We make decisions about coverage every day based on the fact that we can’t be at every relevant event in the city or it would be impossible for us to provide any deeper coverage of these issues. We regularly attend, and skip, events that reflect a variety of viewpoints. That’s why we work to keep readers informed about events we don’t make it to with posts like the one we wrote about this protest.
They also swore that their coverage choices merely reflect their best judgment on how to contribute to the conversation in New York City and not the political bias of their funders.
Uh-huh. The response would have been more honest with an Alfred E. Neuman cartoon.
4 responses to “Chalkbeat Gets a Letter Cogently Pointing Out Bias in Reporting — Responds With a Shrug”
What a non-story. Better title: “Leonie Haimson leads yet another protest against great schools and blames media for not covering it sufficiently.”
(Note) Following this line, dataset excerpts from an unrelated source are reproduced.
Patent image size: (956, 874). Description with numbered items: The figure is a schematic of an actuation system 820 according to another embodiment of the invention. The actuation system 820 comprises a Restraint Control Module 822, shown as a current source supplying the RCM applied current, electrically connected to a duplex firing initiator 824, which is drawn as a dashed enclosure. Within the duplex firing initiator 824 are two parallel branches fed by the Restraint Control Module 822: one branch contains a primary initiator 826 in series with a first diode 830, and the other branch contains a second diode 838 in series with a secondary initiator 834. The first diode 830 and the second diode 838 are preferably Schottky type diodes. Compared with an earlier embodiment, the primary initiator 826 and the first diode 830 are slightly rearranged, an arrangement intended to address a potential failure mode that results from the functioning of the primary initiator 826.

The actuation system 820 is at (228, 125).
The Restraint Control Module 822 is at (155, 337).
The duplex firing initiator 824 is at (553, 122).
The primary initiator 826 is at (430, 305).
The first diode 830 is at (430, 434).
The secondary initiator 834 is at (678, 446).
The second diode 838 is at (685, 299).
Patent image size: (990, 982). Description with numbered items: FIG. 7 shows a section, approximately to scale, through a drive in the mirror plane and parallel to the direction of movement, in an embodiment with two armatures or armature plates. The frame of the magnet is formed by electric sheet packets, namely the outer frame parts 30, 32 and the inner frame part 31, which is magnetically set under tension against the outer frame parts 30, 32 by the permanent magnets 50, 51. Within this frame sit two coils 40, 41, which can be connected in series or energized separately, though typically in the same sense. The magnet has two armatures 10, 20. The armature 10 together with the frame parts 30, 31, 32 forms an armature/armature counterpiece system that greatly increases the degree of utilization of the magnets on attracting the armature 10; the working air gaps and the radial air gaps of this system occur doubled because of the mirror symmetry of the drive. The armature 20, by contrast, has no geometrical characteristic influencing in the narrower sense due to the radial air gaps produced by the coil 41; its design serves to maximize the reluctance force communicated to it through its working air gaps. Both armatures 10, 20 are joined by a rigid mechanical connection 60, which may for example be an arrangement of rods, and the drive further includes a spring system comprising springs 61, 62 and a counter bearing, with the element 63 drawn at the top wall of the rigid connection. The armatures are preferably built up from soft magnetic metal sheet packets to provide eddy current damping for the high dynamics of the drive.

I see no evidence that Haimson and her allies are “against great schools”. I see real evidence that they legitimately protest extreme favoritism that extends all the way to the governor’s mansion on behalf a small segment of schools that just happen to have the support of people writing very large campaign donations. And especially in favor of one very large operator of schools in that segment whose claims of both achievement and the characteristics of the population she serves do not stand to scrutiny.
Charters have a role to play in contemporary education. Albert Shanker envisioned them as a small labs of innovation that could inform the rest of the system. He would not recognize chains such as Success and KIPP as representative of that vision. In a time when Albany has strangled local revenue and played games with school aid to the tune of millions of dollars per district per year, resulting in staff cuts across most districts, it is obscene to continue to grant such unprecedented favoritism to entities who sue the state to prevent anyone from knowing how they are spending money.
I didn’t lead this rally; it was led by the elected parent leaders from the entire city called Community Education Councils. In less than a week, they organized a rally hundreds of angry parents stood up to protest the unprecedented charter favoritism in the new state law going forward. Sadly few if any media outlets were there to report on the rally, or give an unbiased analysis of the charter preferences in the budget.